Streptomyces coeruleorubidus as a potential biocontrol agent for Newcastle disease virus.

BACKGROUND: Newcastle disease virus (NDV) is a severe disease that affects domestic and wild birds. Controlled antibiotics derived from probiotics have been examined as prospective solutions for preserving seroconversion in NDV-vaccinated fowl. In this study, the secondary metabolite "telomycin" was extracted from Streptomyces coeruleorubidus (S. coeruleorubidus) isolated from Egypt's cultivated soil. The structure of telomycin was determined by the elucidation of spectroscopic analysis, including nuclear magnetic resonance (NMR) and mass spectrometry (MS) spectra, and comparison with the literature. The antiviral activity of the secondary metabolite was tested by checking its effect on NDV hemagglutination activity (HA). Moreover, HA of NDV was tested after inoculation of NDV (control) and a combination of telomycin and NDV in 10- days- specific pathogen-free embryonated chicken eggs (SPF-ECE) daily candling. Histopathological examination was performed for chorioallantoic membranes and liver of SPF-ECE. RESULTS: S. coeruleorubidus secondary metabolite "telomycin" showed complete hemagglutination inhibition (HI) activity of NDV strain (MN635617) with log106 infectivity titers (EID50/mL). The HA of NDV strain was 8 log2 and 9 log2 with 0.5% and 0.75% of chicken RBCs, respectively.
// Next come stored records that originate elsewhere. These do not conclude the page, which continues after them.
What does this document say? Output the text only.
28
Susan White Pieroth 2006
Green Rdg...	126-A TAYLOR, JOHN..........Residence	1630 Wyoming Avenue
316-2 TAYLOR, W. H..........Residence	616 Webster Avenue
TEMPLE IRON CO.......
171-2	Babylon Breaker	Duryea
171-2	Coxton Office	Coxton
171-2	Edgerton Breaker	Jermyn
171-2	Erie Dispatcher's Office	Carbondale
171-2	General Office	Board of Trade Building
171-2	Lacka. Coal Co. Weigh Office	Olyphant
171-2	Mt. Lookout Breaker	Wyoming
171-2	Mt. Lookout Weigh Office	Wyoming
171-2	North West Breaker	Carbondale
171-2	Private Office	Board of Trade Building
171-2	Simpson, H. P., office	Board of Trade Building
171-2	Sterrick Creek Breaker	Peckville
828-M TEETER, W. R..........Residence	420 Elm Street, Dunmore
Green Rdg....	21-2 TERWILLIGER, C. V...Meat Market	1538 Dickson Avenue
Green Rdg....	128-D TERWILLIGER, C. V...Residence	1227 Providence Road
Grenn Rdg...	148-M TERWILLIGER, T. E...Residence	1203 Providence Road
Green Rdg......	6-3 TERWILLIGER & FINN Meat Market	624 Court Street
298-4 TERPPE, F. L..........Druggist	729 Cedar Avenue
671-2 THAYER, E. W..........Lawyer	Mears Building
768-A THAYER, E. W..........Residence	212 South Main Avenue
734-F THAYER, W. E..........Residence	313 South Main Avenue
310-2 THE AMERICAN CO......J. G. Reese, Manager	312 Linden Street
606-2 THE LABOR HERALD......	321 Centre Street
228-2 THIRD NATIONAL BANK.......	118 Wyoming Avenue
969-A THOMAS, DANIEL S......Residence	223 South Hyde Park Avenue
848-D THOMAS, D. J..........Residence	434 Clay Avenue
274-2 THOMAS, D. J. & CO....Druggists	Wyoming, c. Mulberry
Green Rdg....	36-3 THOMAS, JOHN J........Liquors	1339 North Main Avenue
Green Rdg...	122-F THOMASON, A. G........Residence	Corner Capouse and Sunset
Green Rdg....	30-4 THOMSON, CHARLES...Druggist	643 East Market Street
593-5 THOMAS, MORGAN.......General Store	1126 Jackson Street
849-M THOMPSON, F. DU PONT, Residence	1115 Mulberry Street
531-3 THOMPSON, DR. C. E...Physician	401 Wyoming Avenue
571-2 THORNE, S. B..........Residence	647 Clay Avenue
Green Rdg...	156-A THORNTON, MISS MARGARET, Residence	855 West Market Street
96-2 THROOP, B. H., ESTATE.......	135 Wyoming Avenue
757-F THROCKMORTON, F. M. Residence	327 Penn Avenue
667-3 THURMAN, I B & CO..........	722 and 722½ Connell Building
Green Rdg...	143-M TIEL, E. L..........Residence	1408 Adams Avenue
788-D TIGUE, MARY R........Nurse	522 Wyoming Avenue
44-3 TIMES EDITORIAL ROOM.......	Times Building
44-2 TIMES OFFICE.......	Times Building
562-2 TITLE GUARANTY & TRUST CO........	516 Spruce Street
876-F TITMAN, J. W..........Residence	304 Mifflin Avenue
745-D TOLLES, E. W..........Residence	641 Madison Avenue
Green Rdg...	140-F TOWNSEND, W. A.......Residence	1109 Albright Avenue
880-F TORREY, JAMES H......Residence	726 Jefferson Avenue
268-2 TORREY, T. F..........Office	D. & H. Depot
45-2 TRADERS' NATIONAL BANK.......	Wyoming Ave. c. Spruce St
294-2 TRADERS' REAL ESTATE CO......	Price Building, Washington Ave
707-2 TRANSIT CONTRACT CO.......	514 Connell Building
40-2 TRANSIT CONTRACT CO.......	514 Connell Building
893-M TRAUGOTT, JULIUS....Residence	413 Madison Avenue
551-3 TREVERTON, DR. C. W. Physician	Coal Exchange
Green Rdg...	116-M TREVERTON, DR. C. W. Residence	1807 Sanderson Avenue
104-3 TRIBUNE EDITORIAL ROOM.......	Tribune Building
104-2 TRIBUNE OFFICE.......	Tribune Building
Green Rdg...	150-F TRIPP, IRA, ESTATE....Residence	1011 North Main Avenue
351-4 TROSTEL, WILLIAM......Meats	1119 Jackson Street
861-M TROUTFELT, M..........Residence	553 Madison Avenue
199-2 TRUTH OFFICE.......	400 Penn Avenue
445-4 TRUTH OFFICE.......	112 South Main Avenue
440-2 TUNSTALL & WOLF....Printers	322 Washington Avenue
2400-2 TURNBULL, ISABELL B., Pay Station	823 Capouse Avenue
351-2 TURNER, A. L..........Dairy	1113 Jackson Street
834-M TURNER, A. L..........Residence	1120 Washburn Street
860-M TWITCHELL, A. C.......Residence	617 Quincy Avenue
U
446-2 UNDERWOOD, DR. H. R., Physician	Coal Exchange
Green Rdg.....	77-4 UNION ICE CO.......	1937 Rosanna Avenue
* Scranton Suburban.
Preserved structures of chorioallantoic-membranes (CAM) with dilated capillary networks were observed in the treated group inoculated with telomycin and NDV. Histological changes in SPF-ECE liver were examined after inoculation in ova to further characterize the telomycin effect. Telomycin and NDV mixture inoculated group showed preserved cytoarchitecture of hepatocytes with the presence of perivascular foci of lymphocytes. The group that was inoculated with telomycin alone showed normal histology of hepatic acini, central veins, and portal triads. CONCLUSION: S. coeruleorubidus telomycin is a promising bioactive agent that might be a biological weapon against a deadly chicken NDV that costs farmers a lot of money.